Tutti i tentativi di mediazione con l'altra famiglia sono falliti, spiega Marku. Quando i suoi “missionari” locali vanno dall'altra famiglia “i suoi membri aizzano i cani contro di loro”, aggiunge, “e nessuno osa avvicinarsi”.
Il signor Mehilli dice che la polizia locale non lo aiuterà - “loro dicono: 'è l'Albania, sei in vendetta di sangue, conosci le regole'” - e che non può muoversi perchè la famiglia avversaria è troppo ricca e ben ammanigliata - “mi troverebbero in un giorno e mi ucciderebbero”.
Incapace di vivere nascondendosi in Albania e di chiedere asilo all'estero, il signor Mehilli dice che è bloccato in un limbo con una sola possibile fine: la sua morte.
E' una storia potente, capace di rendere credibile la versione di Marku e di altre ONG secondo cui il governo sta sottovalutando una tragedia nazionale al fine di favorire nazioni europee come la Gran Bretagna, che lo scorso anno ha concesso 366 status di asilo su 1,982 domande.
Comunque, qualunque sia la verità di alcuni casi individuali, è chiaro che c'è più di una sorta di licenza poetica nelle storie di “vendetta di sangue” raccontate dai richiedenti asilo provenienti dall'Albania.

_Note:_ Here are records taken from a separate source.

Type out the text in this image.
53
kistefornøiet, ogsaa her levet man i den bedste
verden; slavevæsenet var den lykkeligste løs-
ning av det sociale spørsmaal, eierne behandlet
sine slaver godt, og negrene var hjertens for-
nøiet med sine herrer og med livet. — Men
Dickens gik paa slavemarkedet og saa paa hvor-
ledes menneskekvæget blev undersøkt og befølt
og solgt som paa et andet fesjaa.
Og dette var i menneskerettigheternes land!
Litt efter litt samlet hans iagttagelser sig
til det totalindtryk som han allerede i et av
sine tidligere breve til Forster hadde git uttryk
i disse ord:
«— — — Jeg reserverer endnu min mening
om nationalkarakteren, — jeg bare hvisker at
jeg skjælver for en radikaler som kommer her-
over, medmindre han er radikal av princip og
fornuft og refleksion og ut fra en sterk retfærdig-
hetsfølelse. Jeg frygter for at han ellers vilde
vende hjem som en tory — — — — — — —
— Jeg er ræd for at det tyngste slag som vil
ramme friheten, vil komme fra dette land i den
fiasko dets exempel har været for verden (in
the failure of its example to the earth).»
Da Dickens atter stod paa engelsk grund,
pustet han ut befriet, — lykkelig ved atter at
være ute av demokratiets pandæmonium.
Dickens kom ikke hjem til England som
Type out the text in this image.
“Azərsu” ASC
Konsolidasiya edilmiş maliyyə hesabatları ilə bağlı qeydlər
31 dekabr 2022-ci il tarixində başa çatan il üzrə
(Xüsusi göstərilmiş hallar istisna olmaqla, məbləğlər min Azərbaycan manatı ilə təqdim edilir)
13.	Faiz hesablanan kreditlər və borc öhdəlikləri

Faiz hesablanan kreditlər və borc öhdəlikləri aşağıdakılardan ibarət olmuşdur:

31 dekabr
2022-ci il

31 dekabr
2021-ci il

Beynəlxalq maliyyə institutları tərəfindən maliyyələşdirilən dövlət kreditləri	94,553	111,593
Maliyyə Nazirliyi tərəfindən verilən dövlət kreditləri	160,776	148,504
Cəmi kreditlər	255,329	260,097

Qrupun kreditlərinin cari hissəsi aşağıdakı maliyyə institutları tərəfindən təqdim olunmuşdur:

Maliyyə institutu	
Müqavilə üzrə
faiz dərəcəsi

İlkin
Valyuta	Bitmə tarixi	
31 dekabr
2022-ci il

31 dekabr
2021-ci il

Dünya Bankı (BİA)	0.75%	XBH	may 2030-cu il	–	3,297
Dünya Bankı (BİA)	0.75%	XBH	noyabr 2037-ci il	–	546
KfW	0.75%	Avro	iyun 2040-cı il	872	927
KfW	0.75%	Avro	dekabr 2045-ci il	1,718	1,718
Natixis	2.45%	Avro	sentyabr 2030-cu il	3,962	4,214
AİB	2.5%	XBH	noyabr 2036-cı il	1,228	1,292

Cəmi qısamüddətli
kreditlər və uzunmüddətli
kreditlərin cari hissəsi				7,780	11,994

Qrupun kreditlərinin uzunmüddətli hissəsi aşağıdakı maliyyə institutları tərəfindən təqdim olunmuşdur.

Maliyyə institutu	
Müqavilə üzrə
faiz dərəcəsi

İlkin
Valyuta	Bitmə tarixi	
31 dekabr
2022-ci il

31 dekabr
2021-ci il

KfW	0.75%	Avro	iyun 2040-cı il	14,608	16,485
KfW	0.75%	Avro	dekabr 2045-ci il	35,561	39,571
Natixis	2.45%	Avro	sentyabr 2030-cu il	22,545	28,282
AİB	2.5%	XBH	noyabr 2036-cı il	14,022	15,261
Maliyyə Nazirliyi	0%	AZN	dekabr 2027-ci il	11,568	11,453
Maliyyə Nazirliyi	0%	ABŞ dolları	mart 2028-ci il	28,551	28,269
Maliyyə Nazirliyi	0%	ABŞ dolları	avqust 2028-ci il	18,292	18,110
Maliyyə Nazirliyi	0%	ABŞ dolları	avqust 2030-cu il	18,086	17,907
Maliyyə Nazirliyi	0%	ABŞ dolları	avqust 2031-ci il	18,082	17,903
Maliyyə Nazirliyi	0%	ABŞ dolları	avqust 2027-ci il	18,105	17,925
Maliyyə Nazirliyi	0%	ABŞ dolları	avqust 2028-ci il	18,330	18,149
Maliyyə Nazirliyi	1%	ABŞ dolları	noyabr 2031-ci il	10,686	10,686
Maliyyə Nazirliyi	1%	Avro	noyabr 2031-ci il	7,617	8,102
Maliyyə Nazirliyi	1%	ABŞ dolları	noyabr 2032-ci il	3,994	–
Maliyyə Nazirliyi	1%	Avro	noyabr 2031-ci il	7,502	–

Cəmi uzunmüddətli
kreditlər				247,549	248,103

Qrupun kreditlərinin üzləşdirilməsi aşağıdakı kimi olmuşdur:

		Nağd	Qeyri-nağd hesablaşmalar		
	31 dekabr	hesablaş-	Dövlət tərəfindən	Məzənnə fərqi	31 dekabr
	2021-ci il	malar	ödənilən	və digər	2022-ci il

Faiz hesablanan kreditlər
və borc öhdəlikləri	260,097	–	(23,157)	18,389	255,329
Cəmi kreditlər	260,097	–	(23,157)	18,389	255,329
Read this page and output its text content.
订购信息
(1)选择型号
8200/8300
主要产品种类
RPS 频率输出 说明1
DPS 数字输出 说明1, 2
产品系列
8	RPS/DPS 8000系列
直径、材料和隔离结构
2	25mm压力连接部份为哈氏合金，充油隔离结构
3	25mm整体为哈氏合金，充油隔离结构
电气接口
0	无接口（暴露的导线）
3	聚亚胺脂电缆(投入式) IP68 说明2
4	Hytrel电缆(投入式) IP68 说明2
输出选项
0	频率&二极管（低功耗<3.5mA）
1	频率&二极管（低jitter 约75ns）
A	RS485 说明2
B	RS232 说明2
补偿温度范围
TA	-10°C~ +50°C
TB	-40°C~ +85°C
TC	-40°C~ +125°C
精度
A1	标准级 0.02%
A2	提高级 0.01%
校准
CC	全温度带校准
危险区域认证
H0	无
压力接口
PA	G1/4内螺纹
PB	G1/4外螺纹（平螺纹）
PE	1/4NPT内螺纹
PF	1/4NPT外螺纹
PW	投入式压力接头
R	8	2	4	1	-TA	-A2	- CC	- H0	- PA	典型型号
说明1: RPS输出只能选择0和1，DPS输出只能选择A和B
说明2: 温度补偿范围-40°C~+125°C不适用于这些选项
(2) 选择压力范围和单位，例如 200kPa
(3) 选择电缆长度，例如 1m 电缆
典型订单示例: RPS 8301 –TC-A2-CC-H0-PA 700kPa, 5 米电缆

Mentre guidiamo, chiediamo a Murku del caso del signor Cani, il vecchio lavoratore che vuole trasferirsi in Germania con sua moglie. Marku – inconsapevole che il signor Cani avesse già spiegato che non ha paura per la sua vita – racconta invece una storia diversa. “Certamente ha paura per la sua vita. Sono sulle sue tracce per ucciderlo”, dice prima di aggiungere che scriverà una lettera per supportare il suo caso.
E così l'antica idea di 'kanun' è perpetuata al giorno d'oggi – forse più viva nei durevoli miti popolari, riguardanti il lato oscuro dell'Albania, che nella stessa realtà.